Single-threaded, one file (7.3 GB Illumina WES). Pipelines typically parallelise across files via an external scheduler (Nextflow, Snakemake), so single-file throughput is the relevant metric.

Wall clock time

Java
9m 46s
Rust
3m 13s 3.0x faster

Peak memory (RSS)

Java
444 MB
Rust
28 MB 16x less
Full benchmark report

Where the speed comes from

Three specific optimisations, each identified through CPU profiling:

SIMD adapter search

The memchr crate uses ARM NEON / SSE to compare 16 bytes per cycle. Adapter search drops from 35% to 6% of runtime.

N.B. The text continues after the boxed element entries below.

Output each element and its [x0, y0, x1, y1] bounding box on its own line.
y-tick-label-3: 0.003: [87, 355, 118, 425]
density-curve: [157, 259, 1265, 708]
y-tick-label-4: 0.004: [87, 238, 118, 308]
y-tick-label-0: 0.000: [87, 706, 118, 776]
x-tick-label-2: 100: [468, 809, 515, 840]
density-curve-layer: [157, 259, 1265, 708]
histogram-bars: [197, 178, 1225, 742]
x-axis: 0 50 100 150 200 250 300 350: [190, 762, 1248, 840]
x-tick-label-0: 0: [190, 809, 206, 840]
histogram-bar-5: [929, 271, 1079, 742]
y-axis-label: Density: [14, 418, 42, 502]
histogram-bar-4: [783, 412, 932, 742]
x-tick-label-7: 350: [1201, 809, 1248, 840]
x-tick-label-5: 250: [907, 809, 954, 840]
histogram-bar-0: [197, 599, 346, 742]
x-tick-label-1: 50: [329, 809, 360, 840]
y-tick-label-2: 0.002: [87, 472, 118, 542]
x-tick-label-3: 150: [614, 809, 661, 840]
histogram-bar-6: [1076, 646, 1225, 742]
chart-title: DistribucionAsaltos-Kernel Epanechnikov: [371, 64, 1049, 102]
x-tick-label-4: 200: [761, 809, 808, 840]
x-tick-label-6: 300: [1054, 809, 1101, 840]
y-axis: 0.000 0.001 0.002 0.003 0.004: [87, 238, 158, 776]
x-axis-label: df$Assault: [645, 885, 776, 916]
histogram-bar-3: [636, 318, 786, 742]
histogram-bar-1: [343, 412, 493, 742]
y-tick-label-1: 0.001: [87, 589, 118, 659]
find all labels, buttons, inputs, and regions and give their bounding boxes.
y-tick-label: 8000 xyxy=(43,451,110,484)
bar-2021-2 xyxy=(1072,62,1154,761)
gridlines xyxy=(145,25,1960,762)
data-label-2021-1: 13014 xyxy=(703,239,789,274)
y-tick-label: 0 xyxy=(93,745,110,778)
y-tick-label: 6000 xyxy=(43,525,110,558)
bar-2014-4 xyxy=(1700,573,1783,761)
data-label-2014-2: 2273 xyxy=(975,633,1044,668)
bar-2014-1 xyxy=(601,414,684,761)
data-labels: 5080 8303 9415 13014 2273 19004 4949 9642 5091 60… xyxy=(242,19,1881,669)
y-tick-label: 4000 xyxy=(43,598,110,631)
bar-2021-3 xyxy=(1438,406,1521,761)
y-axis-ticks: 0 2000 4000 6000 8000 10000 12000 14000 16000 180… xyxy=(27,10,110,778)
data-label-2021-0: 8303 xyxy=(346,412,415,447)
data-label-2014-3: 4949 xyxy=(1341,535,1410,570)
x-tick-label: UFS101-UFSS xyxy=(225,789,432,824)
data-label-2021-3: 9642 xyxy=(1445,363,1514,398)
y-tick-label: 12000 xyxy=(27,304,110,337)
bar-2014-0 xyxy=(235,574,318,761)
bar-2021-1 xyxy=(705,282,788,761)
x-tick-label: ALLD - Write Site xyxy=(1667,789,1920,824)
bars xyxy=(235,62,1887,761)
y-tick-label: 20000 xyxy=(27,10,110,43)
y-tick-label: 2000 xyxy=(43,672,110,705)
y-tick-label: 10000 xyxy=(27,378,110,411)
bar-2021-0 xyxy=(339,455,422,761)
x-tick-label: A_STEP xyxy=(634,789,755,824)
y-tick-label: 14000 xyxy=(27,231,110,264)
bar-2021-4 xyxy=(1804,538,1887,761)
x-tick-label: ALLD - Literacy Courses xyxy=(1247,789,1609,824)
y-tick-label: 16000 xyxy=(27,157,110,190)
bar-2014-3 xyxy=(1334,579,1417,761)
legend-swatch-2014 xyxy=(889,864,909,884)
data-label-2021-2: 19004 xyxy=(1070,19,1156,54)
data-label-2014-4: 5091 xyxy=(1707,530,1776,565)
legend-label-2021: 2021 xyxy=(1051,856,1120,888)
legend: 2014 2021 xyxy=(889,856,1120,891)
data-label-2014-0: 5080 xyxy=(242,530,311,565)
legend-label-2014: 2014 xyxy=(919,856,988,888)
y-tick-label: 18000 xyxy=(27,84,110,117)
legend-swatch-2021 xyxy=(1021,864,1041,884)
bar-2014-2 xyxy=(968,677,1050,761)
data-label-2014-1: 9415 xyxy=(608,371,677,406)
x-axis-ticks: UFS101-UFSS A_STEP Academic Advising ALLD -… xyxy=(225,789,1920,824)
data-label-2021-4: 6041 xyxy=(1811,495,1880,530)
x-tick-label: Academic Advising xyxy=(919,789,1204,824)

Lookup-table base counting

A 256-byte compile-time table replaces unpredictable branch chains, halving time spent in per-base modules.

Zero per-read allocation

In-place uppercase conversion, zero-copy tile parsing, byte-slice tracking. No garbage collection overhead.

Test dataset

119 GB across 11 files: Illumina WES, Element AVITI, ONT PromethION long-read, and BAM. Apple Silicon (aarch64-apple-darwin). The full report has per-file results, memory profiles, a CPU breakdown, and analysis of whether these optimisations could be back-ported to Java.